Anche se si è tra i fortunati che godono di una pressione ottimale (SCOPRI qui i valori), con il sale è sempre meglio non esagerare: può fare più danni di quanti se ne possono immaginare, e non solo a cuore e arterie. Lo ricorda uno studio appena pubblicato sul Journal of the American College of Cardiology che ha revisionato, attraverso le evidenze raccolte in precedenti ricerche, l’impatto di una dieta ricca di sodio sul buon funzionamento dell’organismo, a lungo termine.
Secondo i ricercatori dell’Università del Delaware si potrebbe suddividere la popolazione in ‘sensibili’ e ‘insensibili’ al sale: nei primi si assiste a un aumento di pressione arteriosa quando l’apporto di sale quotidiano è eccessivo e prolungato nel tempo, mentre i secondi sarebbero resistenti alle concentrazioni di sodio mantenendo i valori nella norma. Anche senza la pressione alta a fare da campanello d’allarme, una dieta ipersodica può comunque danneggiare silenziosamente tessuti e organi.

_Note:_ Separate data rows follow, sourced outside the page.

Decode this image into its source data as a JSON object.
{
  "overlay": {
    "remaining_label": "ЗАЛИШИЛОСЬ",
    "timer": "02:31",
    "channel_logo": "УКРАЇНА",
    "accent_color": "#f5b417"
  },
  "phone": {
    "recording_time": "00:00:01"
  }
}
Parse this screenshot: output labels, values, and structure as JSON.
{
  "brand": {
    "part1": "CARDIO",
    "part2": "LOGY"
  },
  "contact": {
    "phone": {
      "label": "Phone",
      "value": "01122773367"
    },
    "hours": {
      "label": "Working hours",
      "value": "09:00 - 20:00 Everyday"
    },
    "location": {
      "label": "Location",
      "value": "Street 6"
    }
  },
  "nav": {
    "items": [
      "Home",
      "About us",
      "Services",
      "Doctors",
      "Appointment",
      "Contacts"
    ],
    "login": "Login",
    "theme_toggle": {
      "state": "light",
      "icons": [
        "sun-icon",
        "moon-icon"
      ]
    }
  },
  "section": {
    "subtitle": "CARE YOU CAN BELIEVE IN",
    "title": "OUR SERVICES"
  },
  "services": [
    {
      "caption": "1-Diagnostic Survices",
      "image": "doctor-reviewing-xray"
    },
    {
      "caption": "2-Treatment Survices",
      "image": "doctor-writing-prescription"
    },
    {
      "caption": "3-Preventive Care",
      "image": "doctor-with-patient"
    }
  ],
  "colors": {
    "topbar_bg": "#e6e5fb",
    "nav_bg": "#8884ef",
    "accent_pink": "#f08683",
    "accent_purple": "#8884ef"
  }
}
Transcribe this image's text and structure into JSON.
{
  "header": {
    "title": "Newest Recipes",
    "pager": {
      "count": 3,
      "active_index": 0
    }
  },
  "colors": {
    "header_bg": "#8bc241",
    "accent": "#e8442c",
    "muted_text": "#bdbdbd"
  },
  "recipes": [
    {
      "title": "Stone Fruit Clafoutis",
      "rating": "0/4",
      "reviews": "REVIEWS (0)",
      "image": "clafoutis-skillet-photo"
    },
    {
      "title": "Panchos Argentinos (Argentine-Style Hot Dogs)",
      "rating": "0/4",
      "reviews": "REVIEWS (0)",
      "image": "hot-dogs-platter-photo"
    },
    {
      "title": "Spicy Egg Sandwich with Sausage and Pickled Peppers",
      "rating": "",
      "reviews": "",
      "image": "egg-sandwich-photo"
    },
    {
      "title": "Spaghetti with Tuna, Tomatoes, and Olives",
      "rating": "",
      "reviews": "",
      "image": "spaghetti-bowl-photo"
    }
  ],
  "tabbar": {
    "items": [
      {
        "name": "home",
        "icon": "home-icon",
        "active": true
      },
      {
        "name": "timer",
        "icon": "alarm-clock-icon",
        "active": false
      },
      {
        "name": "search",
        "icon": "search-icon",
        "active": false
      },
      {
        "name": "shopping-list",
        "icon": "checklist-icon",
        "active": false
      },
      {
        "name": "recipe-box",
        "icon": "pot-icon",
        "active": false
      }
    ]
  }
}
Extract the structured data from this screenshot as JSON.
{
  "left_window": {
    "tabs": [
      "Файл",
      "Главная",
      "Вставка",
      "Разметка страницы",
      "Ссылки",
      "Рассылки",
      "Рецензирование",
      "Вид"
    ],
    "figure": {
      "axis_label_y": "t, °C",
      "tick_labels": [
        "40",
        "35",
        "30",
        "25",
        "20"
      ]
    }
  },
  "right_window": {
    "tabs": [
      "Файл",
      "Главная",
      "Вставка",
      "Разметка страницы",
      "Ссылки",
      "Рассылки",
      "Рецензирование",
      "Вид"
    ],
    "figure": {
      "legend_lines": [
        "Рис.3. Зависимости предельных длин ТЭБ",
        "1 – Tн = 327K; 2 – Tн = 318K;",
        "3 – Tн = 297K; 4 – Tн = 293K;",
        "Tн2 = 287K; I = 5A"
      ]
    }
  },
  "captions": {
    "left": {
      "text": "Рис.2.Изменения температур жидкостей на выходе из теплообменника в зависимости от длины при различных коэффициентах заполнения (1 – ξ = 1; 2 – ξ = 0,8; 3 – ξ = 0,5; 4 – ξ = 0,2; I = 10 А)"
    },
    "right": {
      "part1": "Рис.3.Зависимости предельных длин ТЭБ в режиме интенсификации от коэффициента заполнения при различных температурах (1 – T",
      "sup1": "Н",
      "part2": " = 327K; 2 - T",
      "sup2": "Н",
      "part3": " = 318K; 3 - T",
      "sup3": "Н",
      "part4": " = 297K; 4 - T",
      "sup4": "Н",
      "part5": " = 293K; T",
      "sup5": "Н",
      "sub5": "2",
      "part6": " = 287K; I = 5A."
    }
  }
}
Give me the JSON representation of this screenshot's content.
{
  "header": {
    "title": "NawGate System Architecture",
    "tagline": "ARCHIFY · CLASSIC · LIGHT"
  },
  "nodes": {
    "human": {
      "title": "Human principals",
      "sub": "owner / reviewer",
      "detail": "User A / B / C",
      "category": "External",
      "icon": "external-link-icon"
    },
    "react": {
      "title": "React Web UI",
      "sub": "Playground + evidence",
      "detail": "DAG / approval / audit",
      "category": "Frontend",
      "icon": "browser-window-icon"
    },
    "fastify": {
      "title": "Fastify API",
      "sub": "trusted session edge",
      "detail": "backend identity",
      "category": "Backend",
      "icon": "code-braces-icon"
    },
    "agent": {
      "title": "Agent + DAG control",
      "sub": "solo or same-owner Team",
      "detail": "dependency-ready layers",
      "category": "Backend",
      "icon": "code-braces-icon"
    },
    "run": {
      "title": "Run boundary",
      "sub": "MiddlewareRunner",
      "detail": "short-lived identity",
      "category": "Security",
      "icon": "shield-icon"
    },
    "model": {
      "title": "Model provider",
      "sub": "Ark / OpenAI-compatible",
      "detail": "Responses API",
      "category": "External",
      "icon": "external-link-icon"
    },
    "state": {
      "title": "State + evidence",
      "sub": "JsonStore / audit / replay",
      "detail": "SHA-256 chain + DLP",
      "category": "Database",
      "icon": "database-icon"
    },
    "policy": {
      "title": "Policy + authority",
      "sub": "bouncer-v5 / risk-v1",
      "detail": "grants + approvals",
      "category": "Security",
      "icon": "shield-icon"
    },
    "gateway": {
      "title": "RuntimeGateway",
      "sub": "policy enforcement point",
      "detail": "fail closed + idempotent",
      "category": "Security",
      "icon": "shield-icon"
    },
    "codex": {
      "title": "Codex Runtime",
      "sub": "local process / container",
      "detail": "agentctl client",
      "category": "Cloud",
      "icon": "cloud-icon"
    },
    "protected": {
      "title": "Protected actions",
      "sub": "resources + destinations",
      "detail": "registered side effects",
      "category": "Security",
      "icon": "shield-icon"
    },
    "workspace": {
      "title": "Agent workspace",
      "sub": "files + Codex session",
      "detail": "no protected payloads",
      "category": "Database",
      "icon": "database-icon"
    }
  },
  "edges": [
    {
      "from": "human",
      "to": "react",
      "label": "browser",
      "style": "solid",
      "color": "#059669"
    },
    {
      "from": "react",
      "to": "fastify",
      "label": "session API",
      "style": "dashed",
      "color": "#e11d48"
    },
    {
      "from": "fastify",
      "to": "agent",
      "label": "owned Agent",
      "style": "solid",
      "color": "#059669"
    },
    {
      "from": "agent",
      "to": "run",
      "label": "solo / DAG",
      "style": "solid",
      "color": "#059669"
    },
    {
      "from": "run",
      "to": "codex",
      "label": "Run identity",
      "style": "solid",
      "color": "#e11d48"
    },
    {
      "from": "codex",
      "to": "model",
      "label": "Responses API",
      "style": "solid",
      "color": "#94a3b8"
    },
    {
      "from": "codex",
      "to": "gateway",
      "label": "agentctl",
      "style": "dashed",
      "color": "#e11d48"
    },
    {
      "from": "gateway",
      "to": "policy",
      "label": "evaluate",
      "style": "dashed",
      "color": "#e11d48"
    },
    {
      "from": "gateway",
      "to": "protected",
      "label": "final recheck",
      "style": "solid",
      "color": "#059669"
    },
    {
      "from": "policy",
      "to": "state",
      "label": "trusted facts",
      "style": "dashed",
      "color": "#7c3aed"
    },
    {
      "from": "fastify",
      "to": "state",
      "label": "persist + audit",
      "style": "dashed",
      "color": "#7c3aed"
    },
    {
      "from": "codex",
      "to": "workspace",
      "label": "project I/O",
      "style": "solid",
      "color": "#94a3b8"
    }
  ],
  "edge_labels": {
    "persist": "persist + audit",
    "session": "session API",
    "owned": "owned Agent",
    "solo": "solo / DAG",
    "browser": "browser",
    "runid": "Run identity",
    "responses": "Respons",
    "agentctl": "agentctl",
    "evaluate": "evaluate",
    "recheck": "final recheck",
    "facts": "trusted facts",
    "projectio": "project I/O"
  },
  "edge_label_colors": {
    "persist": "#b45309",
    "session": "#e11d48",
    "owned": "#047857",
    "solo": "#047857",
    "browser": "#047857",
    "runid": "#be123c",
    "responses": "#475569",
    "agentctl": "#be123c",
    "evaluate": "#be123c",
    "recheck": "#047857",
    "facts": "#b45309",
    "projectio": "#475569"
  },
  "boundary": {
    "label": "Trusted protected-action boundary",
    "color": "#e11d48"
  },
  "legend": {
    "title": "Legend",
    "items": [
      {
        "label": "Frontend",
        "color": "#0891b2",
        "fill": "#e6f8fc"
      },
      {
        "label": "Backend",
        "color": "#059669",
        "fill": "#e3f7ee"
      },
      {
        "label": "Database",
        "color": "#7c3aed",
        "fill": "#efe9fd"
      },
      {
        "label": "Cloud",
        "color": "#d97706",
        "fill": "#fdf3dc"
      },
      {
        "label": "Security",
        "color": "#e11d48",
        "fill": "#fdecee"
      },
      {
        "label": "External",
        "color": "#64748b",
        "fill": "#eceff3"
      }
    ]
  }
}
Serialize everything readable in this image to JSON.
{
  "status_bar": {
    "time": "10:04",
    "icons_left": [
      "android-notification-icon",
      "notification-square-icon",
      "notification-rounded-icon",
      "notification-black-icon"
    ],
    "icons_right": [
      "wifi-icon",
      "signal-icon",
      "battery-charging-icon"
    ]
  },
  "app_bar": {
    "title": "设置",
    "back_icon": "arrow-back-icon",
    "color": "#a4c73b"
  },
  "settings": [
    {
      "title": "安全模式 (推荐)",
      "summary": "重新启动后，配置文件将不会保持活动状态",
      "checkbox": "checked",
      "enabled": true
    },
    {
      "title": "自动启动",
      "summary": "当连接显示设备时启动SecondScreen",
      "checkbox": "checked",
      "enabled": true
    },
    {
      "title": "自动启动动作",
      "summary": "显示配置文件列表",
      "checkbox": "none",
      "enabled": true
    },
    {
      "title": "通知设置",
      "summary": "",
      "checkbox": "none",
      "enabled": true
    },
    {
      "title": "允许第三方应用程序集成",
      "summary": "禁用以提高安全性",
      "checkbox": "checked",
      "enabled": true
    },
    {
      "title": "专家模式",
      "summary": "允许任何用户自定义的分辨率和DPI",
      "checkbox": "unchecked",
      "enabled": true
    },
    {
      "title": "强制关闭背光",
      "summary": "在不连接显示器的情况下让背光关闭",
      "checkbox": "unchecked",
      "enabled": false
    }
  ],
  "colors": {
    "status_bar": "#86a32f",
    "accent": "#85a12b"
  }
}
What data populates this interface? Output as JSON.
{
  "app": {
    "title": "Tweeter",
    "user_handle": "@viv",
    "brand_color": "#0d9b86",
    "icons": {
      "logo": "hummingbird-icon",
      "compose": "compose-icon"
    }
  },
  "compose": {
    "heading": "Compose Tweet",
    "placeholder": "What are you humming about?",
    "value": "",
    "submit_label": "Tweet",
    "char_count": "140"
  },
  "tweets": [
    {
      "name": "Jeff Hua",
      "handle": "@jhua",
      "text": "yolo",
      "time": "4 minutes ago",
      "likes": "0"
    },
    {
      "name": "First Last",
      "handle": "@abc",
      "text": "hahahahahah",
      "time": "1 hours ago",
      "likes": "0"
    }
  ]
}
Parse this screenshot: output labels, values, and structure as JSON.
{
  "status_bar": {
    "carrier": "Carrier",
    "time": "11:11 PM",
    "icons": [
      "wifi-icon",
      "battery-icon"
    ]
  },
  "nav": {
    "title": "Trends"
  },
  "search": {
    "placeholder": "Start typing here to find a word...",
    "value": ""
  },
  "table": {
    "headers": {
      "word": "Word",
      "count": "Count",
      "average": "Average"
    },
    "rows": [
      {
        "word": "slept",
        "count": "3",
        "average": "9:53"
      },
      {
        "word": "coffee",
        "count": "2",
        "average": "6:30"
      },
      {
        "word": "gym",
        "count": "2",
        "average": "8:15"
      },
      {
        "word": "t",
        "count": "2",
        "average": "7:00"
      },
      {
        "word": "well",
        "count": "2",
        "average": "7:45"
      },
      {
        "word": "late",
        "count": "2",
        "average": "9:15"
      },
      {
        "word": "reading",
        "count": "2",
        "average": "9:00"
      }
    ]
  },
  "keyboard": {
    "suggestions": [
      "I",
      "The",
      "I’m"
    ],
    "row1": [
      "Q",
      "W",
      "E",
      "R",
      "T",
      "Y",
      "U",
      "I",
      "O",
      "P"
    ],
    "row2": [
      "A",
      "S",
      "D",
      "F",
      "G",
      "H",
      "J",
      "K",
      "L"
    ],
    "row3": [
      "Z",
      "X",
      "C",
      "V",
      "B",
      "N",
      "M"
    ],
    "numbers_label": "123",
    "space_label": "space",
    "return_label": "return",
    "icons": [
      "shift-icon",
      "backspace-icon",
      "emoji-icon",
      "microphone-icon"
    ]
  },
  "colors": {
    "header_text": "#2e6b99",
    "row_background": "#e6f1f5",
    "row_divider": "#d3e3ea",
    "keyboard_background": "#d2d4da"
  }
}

I potenziali effetti sull’apparato cardiovascolare sono ben noti: con il tempo, il troppo sodio riesce a irrigidire le pareti di vasi e arterie. Si altera così la funzionalità dell’endotelio, il rivestimento interno di vasi e arterie che media una serie di processi fondamentali come la coagulazione, l’aggregazione di piastrine e anche l’immunità, a scapito di pressione arteriosa e circolazione. «Una dieta ricca di sodio può anche portare all’ipertrofia del ventricolo sinistro o a una dilatazione del tessuto muscolare cardiaco preposto al battito», ha spiegato il team di ricerca.
Ma l’impatto negativo di una dieta ipersalata non finisce qui e può estendersi ad altri organi. Come i reni: sempre più evidenze scientifiche sottolineano che alte concentrazioni di sodio riducono la funzionalità renale, un deficit che è associato solo a un minimo aumento della pressione arteriosa. O come il sistema nervoso simpatico che adatta l’organismo alle situazioni di emergenza secondo meccanismi di reazione ‘attacco o fuga’ come accelerare i battiti, il respiro o dilatare le pupille. «Un apporto elevato e cronico di sodio può ‘sensibilizzare’ i neuroni simpatici nel cervello causando una maggiore risposta a vari stimoli, tra cui la contrazione dei muscoli scheletrici», spiega Farquhar. «Anche senza l’aumento di pressione, un’aumentata attività simpatica può avere conseguenze negative su alcuni organi».
Togliere il sale dalla tavola è un’efficace strategia di prevenzione ma può non bastare: il 70 per cento del sodio nel piatto, sottolineano i ricercatori, proviene da cibi processati, alcuni ‘insospettabili’ come pane e cereali. Secondo il recente avviso dell’Organizzazione Mondiale della Sanità l’apporto quotidiano di sale non dovrebbe superare i 5 grammi al giorno.